La perte de mémoire liée au vieillissement est indéniable : le système nerveux vieillit d’une part, et l’activité intellectuelle n’est plus aussi intense après 50 ans, car il y a moins d’apprentissages à effectuer (sauf chez les personnes qui ont toute leur vie entretenu leur intellect). La pratique de jeux de société et de sports cérébraux est conseillée. Mais certains sports comme le tai-chi-chuan (encore lui !),font travailler le cerveau et le corps en même temps, et de manière ludique. Les enchaînements de tai-chi-chuan doivent s’apprendre, se retenir, par petites bribes rajoutées les unes aux autres sur de longs mois, voire des années. On assiste à des grandes difficultés de mémorisation les trois ou six premiers mois puis ensuite, à une progression très rapide et une remise en route de la mémoire.

Rester jeune, c’est rester zen

Il est reconnu aujourd’hui que le stress favorise et accélère le vieillissement. Le stress serait un phénomène d’usure de l’organisme d’autant plus importante et plus précoce que la dose de stress est plus grande et plus rapidement cumulée.

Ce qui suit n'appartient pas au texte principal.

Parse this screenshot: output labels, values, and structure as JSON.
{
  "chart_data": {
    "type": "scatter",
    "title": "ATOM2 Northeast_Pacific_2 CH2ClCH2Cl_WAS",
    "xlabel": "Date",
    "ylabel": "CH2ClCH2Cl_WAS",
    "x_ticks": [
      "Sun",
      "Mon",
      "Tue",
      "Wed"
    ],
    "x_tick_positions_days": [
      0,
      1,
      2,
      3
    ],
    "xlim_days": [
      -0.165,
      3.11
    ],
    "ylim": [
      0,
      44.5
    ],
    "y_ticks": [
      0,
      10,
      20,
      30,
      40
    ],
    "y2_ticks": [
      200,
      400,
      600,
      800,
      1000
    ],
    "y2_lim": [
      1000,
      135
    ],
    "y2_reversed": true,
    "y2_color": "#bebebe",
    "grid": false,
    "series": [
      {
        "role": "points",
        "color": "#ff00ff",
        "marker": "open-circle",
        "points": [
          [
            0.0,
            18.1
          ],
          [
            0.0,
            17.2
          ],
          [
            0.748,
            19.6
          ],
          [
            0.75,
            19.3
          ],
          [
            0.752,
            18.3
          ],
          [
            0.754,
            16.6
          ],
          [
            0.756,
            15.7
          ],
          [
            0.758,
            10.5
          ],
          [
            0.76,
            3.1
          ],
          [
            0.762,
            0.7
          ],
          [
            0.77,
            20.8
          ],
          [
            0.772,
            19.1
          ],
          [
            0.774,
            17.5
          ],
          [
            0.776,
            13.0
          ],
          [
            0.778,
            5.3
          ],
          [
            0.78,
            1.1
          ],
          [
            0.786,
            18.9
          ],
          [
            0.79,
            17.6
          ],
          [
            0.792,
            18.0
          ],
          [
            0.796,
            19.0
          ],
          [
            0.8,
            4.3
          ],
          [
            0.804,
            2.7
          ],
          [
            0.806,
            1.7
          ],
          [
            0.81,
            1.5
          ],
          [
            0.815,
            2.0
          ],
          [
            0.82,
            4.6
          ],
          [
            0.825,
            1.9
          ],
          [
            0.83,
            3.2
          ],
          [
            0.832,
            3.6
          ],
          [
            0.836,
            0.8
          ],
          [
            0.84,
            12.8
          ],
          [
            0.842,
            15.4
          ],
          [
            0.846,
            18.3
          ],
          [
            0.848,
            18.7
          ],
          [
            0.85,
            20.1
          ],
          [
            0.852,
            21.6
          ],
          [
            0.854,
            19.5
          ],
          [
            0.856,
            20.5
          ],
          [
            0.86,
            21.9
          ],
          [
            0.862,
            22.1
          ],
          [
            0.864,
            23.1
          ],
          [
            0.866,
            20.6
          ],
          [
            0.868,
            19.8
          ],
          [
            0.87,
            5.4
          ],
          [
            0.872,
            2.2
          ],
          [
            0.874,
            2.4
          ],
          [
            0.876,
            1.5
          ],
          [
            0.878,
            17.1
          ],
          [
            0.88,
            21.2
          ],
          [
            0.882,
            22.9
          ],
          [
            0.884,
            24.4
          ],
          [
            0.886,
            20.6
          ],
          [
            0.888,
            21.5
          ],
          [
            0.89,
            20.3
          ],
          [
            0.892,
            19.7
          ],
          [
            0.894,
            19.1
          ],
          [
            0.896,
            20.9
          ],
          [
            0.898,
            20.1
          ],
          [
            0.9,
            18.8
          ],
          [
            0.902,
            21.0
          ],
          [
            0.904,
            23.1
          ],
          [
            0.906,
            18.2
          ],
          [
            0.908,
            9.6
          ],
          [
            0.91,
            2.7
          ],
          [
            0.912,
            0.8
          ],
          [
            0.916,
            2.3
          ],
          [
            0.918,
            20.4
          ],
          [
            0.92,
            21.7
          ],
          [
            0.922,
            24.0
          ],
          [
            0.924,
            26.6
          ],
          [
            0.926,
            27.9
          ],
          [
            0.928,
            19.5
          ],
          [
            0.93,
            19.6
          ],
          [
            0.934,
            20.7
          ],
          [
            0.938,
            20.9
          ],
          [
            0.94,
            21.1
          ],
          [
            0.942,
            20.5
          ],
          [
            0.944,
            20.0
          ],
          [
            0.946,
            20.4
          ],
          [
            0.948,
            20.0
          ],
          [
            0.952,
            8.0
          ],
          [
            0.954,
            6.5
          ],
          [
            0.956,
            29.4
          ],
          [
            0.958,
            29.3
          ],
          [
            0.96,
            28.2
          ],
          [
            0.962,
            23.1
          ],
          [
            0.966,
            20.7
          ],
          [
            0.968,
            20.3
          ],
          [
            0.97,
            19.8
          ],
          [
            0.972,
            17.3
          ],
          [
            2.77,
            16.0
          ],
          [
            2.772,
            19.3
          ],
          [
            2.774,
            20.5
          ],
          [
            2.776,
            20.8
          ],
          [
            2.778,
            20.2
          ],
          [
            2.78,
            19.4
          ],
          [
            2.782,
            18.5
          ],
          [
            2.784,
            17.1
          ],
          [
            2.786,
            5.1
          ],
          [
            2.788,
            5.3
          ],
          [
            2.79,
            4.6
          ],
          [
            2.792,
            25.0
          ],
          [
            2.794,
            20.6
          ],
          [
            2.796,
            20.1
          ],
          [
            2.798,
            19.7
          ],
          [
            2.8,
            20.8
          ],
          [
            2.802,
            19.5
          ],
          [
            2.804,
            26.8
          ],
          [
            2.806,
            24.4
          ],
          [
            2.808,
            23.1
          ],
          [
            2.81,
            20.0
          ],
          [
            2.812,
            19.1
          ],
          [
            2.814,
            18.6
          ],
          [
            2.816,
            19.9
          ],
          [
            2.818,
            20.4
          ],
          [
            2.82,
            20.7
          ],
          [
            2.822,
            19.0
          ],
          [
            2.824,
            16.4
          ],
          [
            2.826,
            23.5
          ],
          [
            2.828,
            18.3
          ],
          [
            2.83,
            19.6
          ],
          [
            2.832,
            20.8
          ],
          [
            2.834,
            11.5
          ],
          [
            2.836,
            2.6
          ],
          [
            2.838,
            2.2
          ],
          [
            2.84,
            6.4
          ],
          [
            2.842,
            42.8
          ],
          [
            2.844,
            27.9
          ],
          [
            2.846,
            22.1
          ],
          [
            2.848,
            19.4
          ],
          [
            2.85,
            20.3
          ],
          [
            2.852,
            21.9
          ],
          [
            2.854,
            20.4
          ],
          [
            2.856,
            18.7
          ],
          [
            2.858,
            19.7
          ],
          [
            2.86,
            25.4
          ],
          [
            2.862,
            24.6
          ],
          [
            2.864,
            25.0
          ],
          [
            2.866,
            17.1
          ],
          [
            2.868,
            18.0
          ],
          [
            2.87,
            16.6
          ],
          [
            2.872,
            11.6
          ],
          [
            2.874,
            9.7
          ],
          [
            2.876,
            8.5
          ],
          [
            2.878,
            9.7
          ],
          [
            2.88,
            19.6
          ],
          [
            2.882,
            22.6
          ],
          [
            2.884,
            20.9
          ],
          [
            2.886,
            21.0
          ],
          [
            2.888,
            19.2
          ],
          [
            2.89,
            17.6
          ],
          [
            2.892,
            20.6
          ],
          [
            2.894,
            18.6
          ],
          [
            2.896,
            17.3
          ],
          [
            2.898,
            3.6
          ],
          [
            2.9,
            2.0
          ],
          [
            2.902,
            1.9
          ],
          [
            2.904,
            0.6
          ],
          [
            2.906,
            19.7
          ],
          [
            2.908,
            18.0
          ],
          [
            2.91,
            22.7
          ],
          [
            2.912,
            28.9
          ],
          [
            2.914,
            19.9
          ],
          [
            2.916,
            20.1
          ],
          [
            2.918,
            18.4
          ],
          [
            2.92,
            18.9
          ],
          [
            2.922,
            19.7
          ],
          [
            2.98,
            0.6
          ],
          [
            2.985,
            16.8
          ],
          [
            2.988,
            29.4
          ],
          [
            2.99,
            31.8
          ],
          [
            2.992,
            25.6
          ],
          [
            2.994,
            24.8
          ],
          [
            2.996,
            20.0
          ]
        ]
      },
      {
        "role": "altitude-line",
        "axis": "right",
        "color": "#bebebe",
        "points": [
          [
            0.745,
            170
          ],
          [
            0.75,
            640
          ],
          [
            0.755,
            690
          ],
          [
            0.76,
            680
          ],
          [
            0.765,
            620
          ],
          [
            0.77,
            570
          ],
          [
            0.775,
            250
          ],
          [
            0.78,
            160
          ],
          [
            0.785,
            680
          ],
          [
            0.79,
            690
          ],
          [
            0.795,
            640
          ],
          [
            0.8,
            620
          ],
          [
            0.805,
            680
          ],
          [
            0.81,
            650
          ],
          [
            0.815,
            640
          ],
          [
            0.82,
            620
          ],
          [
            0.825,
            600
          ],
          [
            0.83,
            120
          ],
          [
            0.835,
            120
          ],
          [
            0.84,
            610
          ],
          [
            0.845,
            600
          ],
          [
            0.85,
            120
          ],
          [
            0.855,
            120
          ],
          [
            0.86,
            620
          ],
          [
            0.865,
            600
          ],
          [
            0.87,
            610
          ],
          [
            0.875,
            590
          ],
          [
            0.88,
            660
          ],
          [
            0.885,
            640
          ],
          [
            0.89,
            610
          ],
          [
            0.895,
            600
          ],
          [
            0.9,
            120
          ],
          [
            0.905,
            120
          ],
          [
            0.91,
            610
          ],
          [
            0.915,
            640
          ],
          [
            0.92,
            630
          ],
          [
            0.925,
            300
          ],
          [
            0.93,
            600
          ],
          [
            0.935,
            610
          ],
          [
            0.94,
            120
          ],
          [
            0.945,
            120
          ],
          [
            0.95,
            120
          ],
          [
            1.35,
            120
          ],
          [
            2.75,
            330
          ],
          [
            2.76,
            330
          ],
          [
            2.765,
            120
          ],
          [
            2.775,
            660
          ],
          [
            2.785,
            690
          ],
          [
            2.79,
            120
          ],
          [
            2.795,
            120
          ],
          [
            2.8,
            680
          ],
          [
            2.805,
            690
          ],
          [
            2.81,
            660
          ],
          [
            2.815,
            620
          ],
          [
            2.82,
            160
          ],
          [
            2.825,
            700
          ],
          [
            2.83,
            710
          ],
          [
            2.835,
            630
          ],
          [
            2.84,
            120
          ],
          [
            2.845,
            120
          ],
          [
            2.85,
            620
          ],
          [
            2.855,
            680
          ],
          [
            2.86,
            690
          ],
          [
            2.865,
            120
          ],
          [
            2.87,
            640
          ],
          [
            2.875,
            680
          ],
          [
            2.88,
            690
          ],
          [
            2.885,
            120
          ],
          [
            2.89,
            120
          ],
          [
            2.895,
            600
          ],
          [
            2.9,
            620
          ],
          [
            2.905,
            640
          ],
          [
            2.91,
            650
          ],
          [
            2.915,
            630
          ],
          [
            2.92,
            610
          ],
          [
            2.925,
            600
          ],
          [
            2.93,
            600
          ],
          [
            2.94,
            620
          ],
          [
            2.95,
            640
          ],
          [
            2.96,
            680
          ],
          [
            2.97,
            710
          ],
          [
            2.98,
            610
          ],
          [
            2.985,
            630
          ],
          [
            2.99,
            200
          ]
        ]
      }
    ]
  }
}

L’état de jeunesse est relié à un capital d’énergie disponible et d’adaptation. La diminution de ce capital de réserve conduit au vieillissement, à la vieillesse et à la mort. Donné à la naissance et programmé génétiquement, ce capital est consommé tout au long de la vie par des exigences d’adaptation à l’échec, la frustration, la contrainte. Ce sont les usures qui laissent leur cicatrice chimique indélébile (des acides gras), qui vont se déposer sur les artères, dans les articulations, le tissu élastique de la peau, le cristallin,… La baisse de l’élasticité artérielle, reflet du vieillissement artériel, est par extension celui du vieillissement en général.

Actuellement les maladies dégénératives liées au vieillissement prématuré sont plus fréquentes et particulièrement présentes chez les personnes exerçant une profession où le stress psychologique est important et répété. Dans cet état de vie, une bonne maîtrise du stress et un bon mode de vie, basé sur une saine alimentation, la pratique régulière d’un exercice tel que la marche et la pratique d’une technique de relaxation ou de méditation, permettent de prolonger la jeunesse.